$50 2GB Raspberry Pi 5 comes with a lower price and a tweaked, cheaper CPU

Original Article ↗ Hacker News Discussion ↗

Price and Value of Raspberry Pi 5 (2GB)

  • Many see the $50 2GB Pi 5 as poor value for hobbyists; 2GB fits simple tasks, but the Pi 5’s performance is overkill for those, and underwhelming vs cheap x86 mini‑PCs.
  • Several commenters would pay the extra $30 for 8GB “by default” for flexibility, especially for general‑purpose or evolving projects.
  • Others argue SBCs are typically single‑purpose; if 2GB is enough for the application, extra RAM is wasteful, especially in volume deployments.
  • Historical pricing is debated: inflation‑adjusted, the original $35 Pi is near today’s $50, but some argue tech should have gotten cheaper and that Pis “feel” expensive now.

Alternatives: ARM SBCs and Intel N100 Boards

  • Orange Pi and Banana Pi are frequently cited as better price/performance, especially H618 and Zero‑form‑factor boards; software support is seen as weaker (Armbian, custom Ubuntu builds, flaky forums).
  • Intel N100 mini‑PCs and SBCs are viewed as close in price to high‑end Pi 5 setups once PSU, case, and NVMe HAT are included, while offering far more CPU, RAM, GPU, and I/O.
  • Counterpoints: N100 systems idle at higher power (roughly 4–10W vs ~3W claimed for Pi 5) and run hotter; some N100 SBC designs are criticized for thermals and software.

Ecosystem, GPIO, and Use Cases

  • Broad agreement that Raspberry Pi’s main advantage is ecosystem: stable 40‑pin GPIO, HATs, tutorials, first‑party accessories, and large community.
  • This makes Pis attractive for education, makers, and embedded products where time and support matter more than raw specs.
  • GPIO and timing‑sensitive tasks are harder to replicate on USB‑GPIO adapters or generic x86 boards.
  • Some see only Zero/Pico lines as truly compelling now; others run large fleets (hundreds–thousands) of 8GB Pis in kiosks, chargers, and industrial systems.

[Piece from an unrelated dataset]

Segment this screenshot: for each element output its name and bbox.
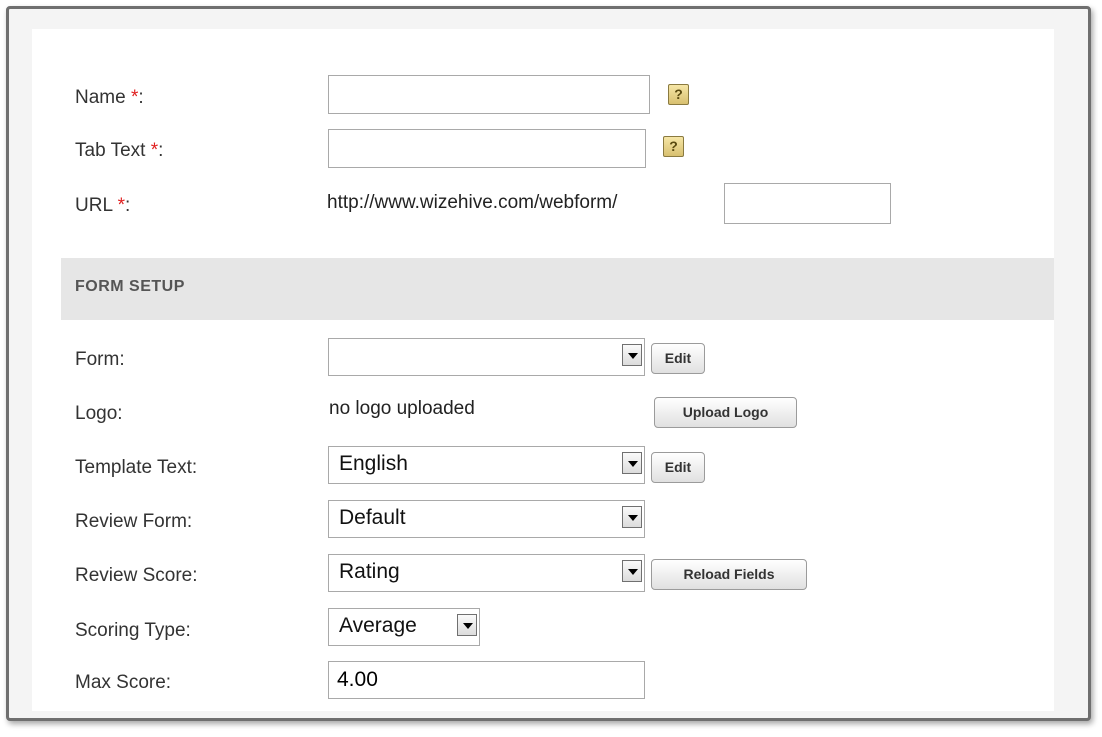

Performance, Thermals, and Video

  • Reported Pi 5 power draw: ~3W idle and up to ~15W load, giving roughly similar efficiency to Pi 4 despite higher performance; active cooling often required.
  • Loss of hardware video encoder vs Pi 4 is criticized, especially for camera‑heavy tasks (e.g., 3D printers, streaming), where Pi 4 remains preferred or x86 is recommended.

Microcontrollers vs Pi (ESP32, Pico, etc.)

  • For ultra‑low‑power, single‑purpose IoT, many recommend ESP32/ESP8266 (with tools like ESPHome), sometimes even noting Linux‑on‑ESP32 use.
  • Others stress these are different classes: an ESP can’t replace a Pi 5 where HDMI, USB, or full Linux workloads are required. Raspberry Pi Pico is seen as the more direct internal counterpart.

Business Direction and IPO Concerns

  • Some fear post‑IPO “enshittification”: prices rising, focus shifting from hobbyists to industrial customers, and eventual erosion of community trust.
  • Others argue that despite commercialization, competitors’ hardware, BSPs, and documentation are still so weak that Raspberry Pi retains a large safety margin.

Reliability and Practical Experience

  • One commenter reports all their Pis crash after hours/days; multiple others counter with years‑long 24/7 uptime in roles like home servers, signage, home automation, cameras, and desktops.
  • Suspected causes of instability include poor power supplies and SD card failures.

New SoC Stepping and Broadcom Relationship

  • The new BCM2712 D0 stepping is noted as cheaper due to removing “dark silicon”; some are curious about die size and thermal improvements, and hope it might ease cooling needs.
  • There is speculation that Broadcom failed to sell these SoCs widely and that Raspberry Pi may now be its only major customer, hinting at a somewhat tense or constrained supplier relationship.